Dave Wood is CEO of Willamette Community Bank. I asked him for his insight into community banks, what makes them different, and how they can be a smart fit for small businesses. Read on for part one of our Q&A. In part two (coming later today), you’ll get Wood’s outlook and opinions on the economy, the state of small business lending, and the elements of a successful loan application. He’ll even share two critical mistakes that some business owners make when applying for credit.
How does a community bank differ from other financial institutions?
Typically, community banks are more conservative in how they run their business affairs. Why? Capital is finite. We do not have “too big to fail” backing from the U.S. Government nor access to capital markets. Community banks tend to be more closely connected to the communities they serve, and character still counts in loans we make and determining whether we will be paid back. Big banks use scoring models that cannot measure character, integrity, or the worth of a person. We tend to have values that a growing number of people want to see: Honesty, caring, character, a genuine interest in our customers.

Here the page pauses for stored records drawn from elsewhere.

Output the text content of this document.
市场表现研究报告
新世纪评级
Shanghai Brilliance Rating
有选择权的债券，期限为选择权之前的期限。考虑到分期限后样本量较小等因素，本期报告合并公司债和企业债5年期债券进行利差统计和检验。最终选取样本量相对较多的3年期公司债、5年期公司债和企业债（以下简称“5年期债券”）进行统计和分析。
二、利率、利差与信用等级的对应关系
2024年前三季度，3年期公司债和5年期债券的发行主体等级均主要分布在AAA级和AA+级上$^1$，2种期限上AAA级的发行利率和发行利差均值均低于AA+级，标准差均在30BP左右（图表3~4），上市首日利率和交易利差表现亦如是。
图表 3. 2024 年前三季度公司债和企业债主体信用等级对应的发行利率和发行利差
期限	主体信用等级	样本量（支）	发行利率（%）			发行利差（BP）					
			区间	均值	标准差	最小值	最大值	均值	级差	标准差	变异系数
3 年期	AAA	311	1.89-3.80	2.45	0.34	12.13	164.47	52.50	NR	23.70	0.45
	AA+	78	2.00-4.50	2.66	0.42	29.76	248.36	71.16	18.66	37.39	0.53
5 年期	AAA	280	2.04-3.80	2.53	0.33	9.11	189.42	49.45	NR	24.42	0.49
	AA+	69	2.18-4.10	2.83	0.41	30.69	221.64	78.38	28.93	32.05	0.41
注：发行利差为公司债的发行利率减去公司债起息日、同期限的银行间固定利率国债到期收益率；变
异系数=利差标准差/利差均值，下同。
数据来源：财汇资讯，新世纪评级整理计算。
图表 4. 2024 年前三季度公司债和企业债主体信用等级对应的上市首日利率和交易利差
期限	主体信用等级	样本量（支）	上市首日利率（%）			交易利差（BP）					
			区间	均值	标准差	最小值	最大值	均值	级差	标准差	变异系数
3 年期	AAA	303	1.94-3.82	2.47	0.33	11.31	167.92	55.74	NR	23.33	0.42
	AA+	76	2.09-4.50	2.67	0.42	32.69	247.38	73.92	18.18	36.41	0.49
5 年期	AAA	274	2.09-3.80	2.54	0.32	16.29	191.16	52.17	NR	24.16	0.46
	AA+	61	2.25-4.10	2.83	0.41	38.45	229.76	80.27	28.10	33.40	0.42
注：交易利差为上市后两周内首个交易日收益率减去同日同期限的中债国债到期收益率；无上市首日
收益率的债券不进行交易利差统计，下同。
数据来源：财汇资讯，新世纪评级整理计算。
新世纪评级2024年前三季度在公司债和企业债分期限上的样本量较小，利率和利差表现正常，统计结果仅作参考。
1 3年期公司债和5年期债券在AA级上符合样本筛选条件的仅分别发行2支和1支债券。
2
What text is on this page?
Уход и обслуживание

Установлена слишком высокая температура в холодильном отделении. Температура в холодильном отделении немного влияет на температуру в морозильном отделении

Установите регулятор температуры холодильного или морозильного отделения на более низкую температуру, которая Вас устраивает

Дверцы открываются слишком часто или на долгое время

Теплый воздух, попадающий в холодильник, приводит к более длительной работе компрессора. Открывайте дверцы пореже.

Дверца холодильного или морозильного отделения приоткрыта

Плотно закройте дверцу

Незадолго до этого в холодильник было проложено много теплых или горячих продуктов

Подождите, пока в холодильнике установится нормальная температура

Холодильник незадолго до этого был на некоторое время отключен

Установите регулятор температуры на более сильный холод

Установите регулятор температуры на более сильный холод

We have the ability to make decisions locally.
So why should a new or growing small business consider a community bank?
We are the best source of growth capital for businesses. Big banks are still comforted by being “too big to fail.” Customers are attracted to community banks that did not take funds from the Troubled Asset Relief Fund (TARP). We did not take TARP and advised all shareholders of this fact. People consider us more trustworthy as a result. Customers are abandoning big banks over high interest rates especially on credit cards, checking account fees, overdraft fees. They are tired of calling 1-800-Who-Cares, only to experience cold and impersonal service. Economics 101: Capital goes where it is wanted and appreciated.